As if this massive loss of land were not enough, the fruit also contains a chemical that has been used pharmaceutically in steroids and birth control, and there is some possibility that the fruit may affect reproduction in animals that consume it. Mullahey also claims that two horses died from punctured intestines after eating the prickly stems of the weed.
Scientists are continuing to study the plant in both its native environment and the one it now inhabits to determine the conditions that allow the weed to spread with such vigor. In Brazil, the soda apple is not considered a weed. "We've got some conditions that are different here," says Mullahey. In Brazil, several types of insects feed off the plant and control its spread, but those insects do not exist here. The weed spreads as seeds from the apples scatter. Cattle, horses, deer, birds and other wild animals are vehicles for the weed, as they love to eat its fruit and leave the seeds of the fruit (complete with fertilizer) wherever they travel. The spread of the weed can be controlled by keeping the fruit off the plant, by mowing, applying chemical herbicide, and by grazing management, but Mullahey says that "biological control of the weed is still several years off." Biologically controlling the plant would involve introducing insects that feed off the plant, but this is a complicated measure as insects that will feed on soda apples also like to dine on the fruits and vegetables that grow in abundance in Florida.
In southern California, sometimes it doesn't rain as much as eight inches all year. The Santa Ana wind blows off the desert, temperatures soar, and the 200,000-acre Angeles National Forest becomes fodder. (The "forest" is more chaparral than trees.) But given all the rainfall in California recently, could there possibly be a repeat performance of last year's fires? In short, absolutely.
Bernice Bigelow, Angeles National Forest Resource and Planning Officer, says storms that dropped southern California's annual rainfall in a matter of days in January have nourished grasses and brush that, as temperatures heat up, will actually provide perfect conditions for more uncontrollable fires in the area this summer. But they are also perfect feed for Sebastien Minaberri's sheep, a flock whose appetite plays an important role in minimizing the spread of fires here.

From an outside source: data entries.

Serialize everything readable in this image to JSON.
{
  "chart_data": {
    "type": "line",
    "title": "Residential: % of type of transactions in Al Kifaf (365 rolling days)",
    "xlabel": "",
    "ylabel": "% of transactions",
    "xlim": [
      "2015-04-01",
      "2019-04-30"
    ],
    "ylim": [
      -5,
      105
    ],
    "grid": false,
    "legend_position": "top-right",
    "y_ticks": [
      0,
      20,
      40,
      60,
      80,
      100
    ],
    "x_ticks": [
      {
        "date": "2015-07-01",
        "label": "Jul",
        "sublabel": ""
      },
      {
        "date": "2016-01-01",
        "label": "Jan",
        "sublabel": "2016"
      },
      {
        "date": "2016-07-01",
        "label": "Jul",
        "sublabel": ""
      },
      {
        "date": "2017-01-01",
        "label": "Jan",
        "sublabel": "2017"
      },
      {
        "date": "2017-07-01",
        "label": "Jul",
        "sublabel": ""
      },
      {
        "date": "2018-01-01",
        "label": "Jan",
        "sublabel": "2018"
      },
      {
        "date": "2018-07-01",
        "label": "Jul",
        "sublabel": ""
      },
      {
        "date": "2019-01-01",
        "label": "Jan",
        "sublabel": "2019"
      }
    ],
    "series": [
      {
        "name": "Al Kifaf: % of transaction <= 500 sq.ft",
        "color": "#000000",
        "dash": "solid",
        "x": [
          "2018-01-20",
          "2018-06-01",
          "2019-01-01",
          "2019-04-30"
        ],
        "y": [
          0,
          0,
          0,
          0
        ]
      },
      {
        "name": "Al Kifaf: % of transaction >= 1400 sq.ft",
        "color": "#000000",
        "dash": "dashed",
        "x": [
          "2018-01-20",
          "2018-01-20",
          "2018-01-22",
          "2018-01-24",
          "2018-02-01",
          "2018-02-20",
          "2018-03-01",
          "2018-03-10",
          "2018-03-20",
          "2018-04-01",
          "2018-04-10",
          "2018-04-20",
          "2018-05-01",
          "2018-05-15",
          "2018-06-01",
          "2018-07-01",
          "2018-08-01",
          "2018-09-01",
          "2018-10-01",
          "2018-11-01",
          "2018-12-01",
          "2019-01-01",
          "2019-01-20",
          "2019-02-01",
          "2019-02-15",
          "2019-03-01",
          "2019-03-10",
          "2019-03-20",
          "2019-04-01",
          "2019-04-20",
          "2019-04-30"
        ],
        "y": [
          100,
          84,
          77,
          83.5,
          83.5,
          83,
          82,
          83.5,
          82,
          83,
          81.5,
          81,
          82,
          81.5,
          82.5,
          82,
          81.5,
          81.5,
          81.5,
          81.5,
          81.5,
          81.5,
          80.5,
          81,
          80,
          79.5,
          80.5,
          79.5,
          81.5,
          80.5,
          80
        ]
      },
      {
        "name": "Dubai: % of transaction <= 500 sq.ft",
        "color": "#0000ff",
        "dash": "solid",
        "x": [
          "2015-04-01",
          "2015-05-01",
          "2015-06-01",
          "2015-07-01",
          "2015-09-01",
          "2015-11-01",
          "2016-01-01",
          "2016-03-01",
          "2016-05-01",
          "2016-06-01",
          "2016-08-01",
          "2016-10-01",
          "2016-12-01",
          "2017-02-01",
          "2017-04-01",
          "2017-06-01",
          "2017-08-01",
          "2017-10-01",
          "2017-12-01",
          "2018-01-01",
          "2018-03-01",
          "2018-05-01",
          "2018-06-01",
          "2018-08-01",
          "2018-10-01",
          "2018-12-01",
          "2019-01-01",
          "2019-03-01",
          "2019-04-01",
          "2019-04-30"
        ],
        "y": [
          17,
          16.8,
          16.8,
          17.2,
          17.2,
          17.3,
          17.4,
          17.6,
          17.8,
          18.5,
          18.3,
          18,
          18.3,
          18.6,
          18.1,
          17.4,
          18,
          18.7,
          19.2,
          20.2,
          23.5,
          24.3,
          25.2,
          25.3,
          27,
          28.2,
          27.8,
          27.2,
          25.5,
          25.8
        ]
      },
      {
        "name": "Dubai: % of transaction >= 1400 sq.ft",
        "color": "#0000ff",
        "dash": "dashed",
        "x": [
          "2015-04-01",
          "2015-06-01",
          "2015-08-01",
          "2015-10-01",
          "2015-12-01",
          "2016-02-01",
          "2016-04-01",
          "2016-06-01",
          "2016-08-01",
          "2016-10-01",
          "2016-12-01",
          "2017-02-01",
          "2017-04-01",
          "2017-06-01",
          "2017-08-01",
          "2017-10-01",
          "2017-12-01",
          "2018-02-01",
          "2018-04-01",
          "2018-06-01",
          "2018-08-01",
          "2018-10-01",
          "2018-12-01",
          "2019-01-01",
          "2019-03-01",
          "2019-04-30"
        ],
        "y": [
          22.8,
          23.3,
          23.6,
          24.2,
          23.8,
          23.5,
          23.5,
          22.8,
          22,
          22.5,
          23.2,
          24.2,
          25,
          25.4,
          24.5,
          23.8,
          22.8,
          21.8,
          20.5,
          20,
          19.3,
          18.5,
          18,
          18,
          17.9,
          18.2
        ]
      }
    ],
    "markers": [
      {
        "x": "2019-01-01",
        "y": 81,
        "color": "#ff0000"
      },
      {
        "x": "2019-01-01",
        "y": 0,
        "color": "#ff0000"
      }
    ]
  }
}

Minaberri has a unique grazing rights agreement with the Angeles National Forest that allows him to graze a few hundred sheep at a time along firebreaks. Fire crews strip out the dense brush along ridgelines to "break" the path of spreading fires, and then the sheep come in and graze the ridgelines. According to Shawna Bautista, a wildlife biologist who manages the forest's sheep grazing project, "The annual grazing permit changes depending on the conditions. If there is a drought or something, I won't allow sheep in the forest. The purpose of my project is not to grow fat sheep."
Bigelow explains that grazing permits for cattle and other livestock on public lands are sometimes perpetual and are issued as a source of revenue without taking changing land conditions into consideration. This project is different, she says, since vegetation management alone dictates the grazing permit. Bigelow says, "We have some very steep slopes, and it is better on the land to use sheep than heavy equipment to keep it clear .. . . We think of them as an organic mowing service."